Designing for Split-Second Decisions - In-Car Video System
CONTEXT
I led UX design for the in-vehicle interface of a connected public safety video platform used in high-pressure operational environments. The system supported real-time evidence capture and review workflows while integrating with body camera and evidence management systems across the broader ecosystem.
COLLABORATION
Product owner
Development
Industrial design
Documentation
Evidence management team
Body camera team
MY ROLE & RESPONSIBILITIES
UI/UX design
UX research
Workflow design
Usability testing
Field research participation
Information architecture
RESEARCH + INSIGHTS
Ride-alongs and contextual interviews revealed that officers relied heavily on muscle memory, audio confirmation, and glanceable visual cues while interacting with the system in motion. Research also surfaced recurring trust issues: users were often uncertain whether recordings had successfully started, whether body cameras were properly synced with the in-car system, or whether evidence tags had carried across devices correctly — increasing cognitive stress during critical moments.
CHALLENGES
High-stress mission-critical workflows
The in-car experience needed to support rapid decision-making under motion, glare, vibration, time pressure, and divided attention — while remaining efficient with critical workflows spanning connected devices and backend evidence systems.
While simultaneously driving or responding to incident, officers often need to:
- Trigger recordings
- Verify device status
- Tag evidence
- Review evidence
The challenge was not maximizing feature visibility — it was reducing cognitive effort while preserving trust and situational awareness.
Role-specific JTBDs
👮🏻
officer
- JTBD
respond to incidents
capture evidence
review evidence - CONTEXT
🚨 high-stress
🏃🏻♀️ in-motion
🖥️ in office - UX PRIORITY
👀 glanceability
🏁 speed
✅ clarity
👨🏻💻
admin
- JTBD
fleet management
device configuration
troubleshoot - CONTEXT
🖥️ in office
🚓 in-vehicle - UX PRIORITY
🔍 visitbility
🛠 diagnostics
🗂️ organization
✅ clarity
👨🏻🔧
technician
- JTBD
installation
deployment
repair - CONTEXT
🚧 auto body shop
🚓 in-vehicle - UX PRIORITY
🛠 diagnostics
✅ clarity
A key challenge was designing for users with different operational needs. Defining role-specific JTBDs helped shape information hierarchy, interaction patterns, and workflow prioritization across the system.
Designing within a connected ecosystem
Although my primary focus was the in-car interface, the experience was deeply connected to a broader ecosystem that included body cameras, mobile applications, and evidence management platforms. Many workflows extended across devices, requiring close collaboration with adjacent product teams to maintain consistency in interaction patterns, system feedback, terminology, and evidence flow continuity.
KEY DESIGN DECISIONS
Glanceable information
Dense interfaces and excessive visual scanning increase cognitive load while in motion and high stress situations. The experience needed to support rapid recognition and confidence at a glance.
Progressive disclosure
Surfaced only essential information upfront while allowing deeper controls to support admin and supervisory workflows when needed to reduce cognitive load for officers.

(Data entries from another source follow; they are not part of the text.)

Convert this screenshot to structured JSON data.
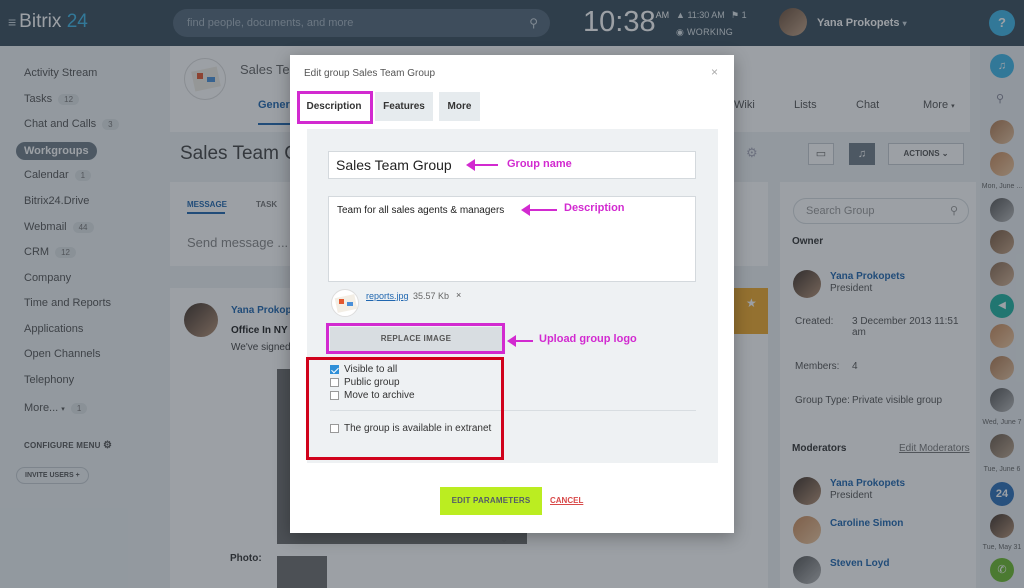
{
  "colors": {
    "topbar": "#3a4d5b",
    "accent": "#3fb7e8",
    "primary_button": "#bbed21",
    "annotation": "#d22ad0",
    "highlight_red": "#d0021b",
    "link": "#2067b0"
  },
  "topbar": {
    "logo_main": "Bitrix",
    "logo_num": "24",
    "search_placeholder": "find people, documents, and more",
    "clock": "10:38",
    "clock_ampm": "AM",
    "alarm": "11:30 AM",
    "flag_count": "1",
    "status": "WORKING",
    "user_name": "Yana Prokopets",
    "help": "?"
  },
  "sidebar": {
    "items": [
      {
        "label": "Activity Stream",
        "badge": null
      },
      {
        "label": "Tasks",
        "badge": "12"
      },
      {
        "label": "Chat and Calls",
        "badge": "3"
      },
      {
        "label": "Workgroups",
        "badge": null
      },
      {
        "label": "Calendar",
        "badge": "1"
      },
      {
        "label": "Bitrix24.Drive",
        "badge": null
      },
      {
        "label": "Webmail",
        "badge": "44"
      },
      {
        "label": "CRM",
        "badge": "12"
      },
      {
        "label": "Company",
        "badge": null
      },
      {
        "label": "Time and Reports",
        "badge": null
      },
      {
        "label": "Applications",
        "badge": null
      },
      {
        "label": "Open Channels",
        "badge": null
      },
      {
        "label": "Telephony",
        "badge": null
      },
      {
        "label": "More...",
        "badge": "1"
      }
    ],
    "configure_menu": "CONFIGURE MENU",
    "invite_users": "INVITE USERS"
  },
  "group": {
    "name_partial": "Sales Te",
    "title_partial": "Sales Team G",
    "tab_general": "Gener",
    "tabs_right": [
      "Wiki",
      "Lists",
      "Chat",
      "More"
    ],
    "actions": "ACTIONS",
    "msg_tab_message": "MESSAGE",
    "msg_tab_task": "TASK",
    "send_placeholder": "Send message ...",
    "post_author": "Yana Prokop",
    "post_title": "Office In NY",
    "post_text": "We've signed",
    "photo_label": "Photo:"
  },
  "right_panel": {
    "search_placeholder": "Search Group",
    "owner_heading": "Owner",
    "owner_name": "Yana Prokopets",
    "owner_role": "President",
    "created_label": "Created:",
    "created_value": "3 December 2013 11:51 am",
    "members_label": "Members:",
    "members_value": "4",
    "type_label": "Group Type:",
    "type_value": "Private visible group",
    "moderators_heading": "Moderators",
    "edit_moderators": "Edit Moderators",
    "moderators": [
      {
        "name": "Yana Prokopets",
        "role": "President"
      },
      {
        "name": "Caroline Simon",
        "role": ""
      },
      {
        "name": "Steven Loyd",
        "role": ""
      }
    ]
  },
  "far_bar": {
    "days": [
      "Mon, June ...",
      "Wed, June 7",
      "Tue, June 6",
      "Tue, May 31"
    ],
    "badge_24": "24"
  },
  "modal": {
    "title": "Edit group Sales Team Group",
    "close": "×",
    "tabs": [
      "Description",
      "Features",
      "More"
    ],
    "group_name_value": "Sales Team Group",
    "description_value": "Team for all sales agents & managers",
    "file_name": "reports.jpg",
    "file_size": "35.57 Kb",
    "file_remove": "×",
    "replace_image": "REPLACE IMAGE",
    "checkboxes": [
      {
        "label": "Visible to all",
        "checked": true
      },
      {
        "label": "Public group",
        "checked": false
      },
      {
        "label": "Move to archive",
        "checked": false
      },
      {
        "label": "The group is available in extranet",
        "checked": false
      }
    ],
    "edit_parameters": "EDIT PARAMETERS",
    "cancel": "CANCEL"
  },
  "annotations": {
    "group_name": "Group name",
    "description": "Description",
    "upload_logo": "Upload group logo"
  }
}
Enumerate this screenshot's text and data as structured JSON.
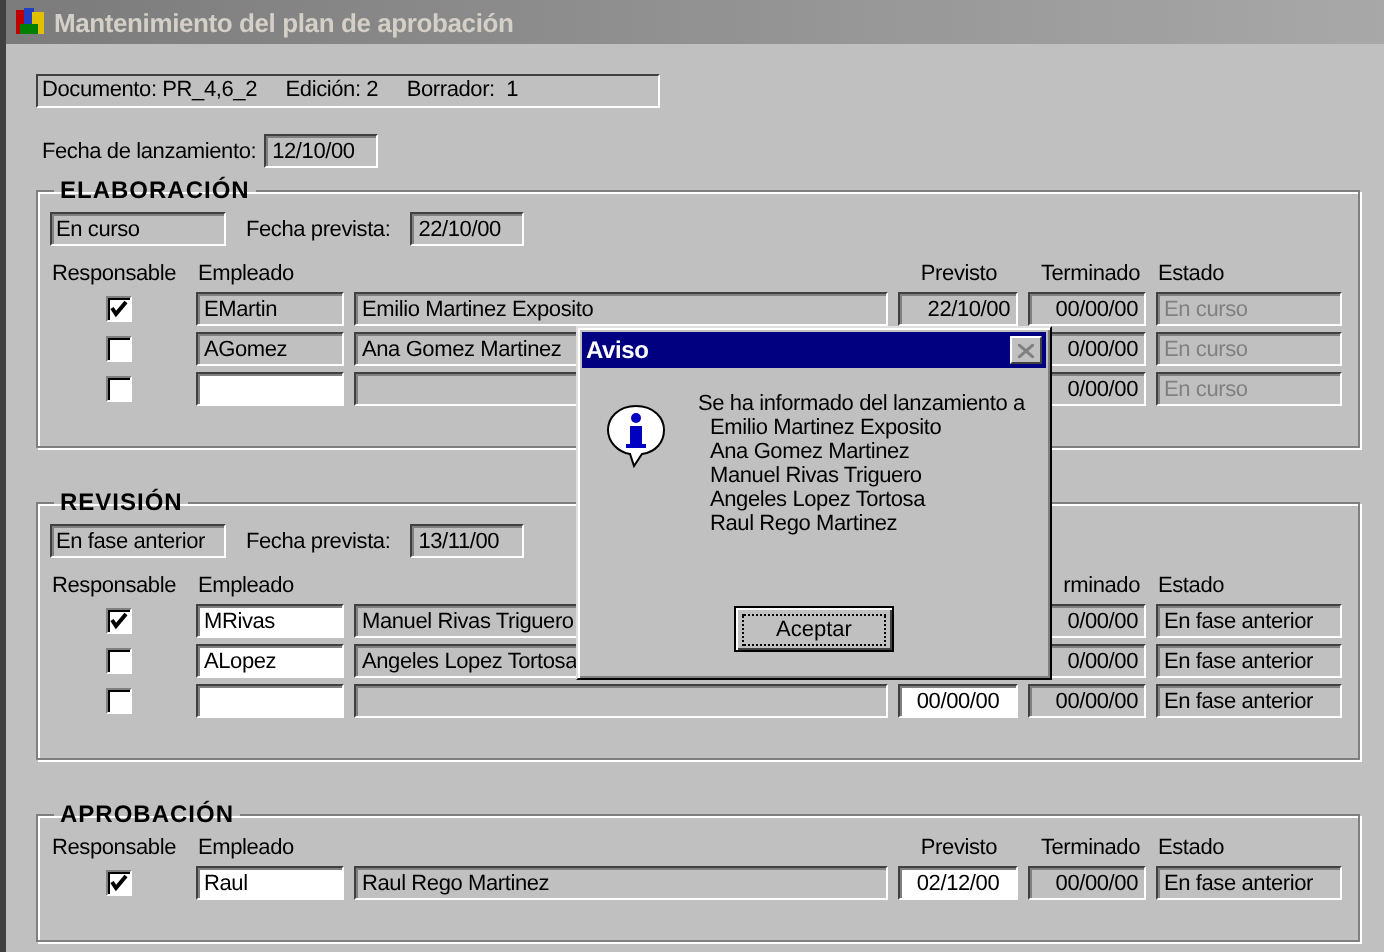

Consistent cross-platform UX
Aligned interaction patterns, system feedback such as tones, LED behaviors, and terminology across in-car, body camera, and evidence workflows to reduce uncertainty and context switching across connected systems.
IMPACT
- Reduced friction across capture → tag → review workflows
- Improved user confidence during high-pressure interactions
- Decreased onboarding complexity through standardized interaction patterns
- Established reusable UX frameworks later adapted across additional product lines
REFLECTION
Designing for public safety reshaped how I think about trust, clarity, and cognitive load in complex systems. Working in high-pressure operational environments sparked my interest in AI-assisted interfaces and healthcare technologies — spaces where interpretability, speed, and human-centered decision support are equally critical.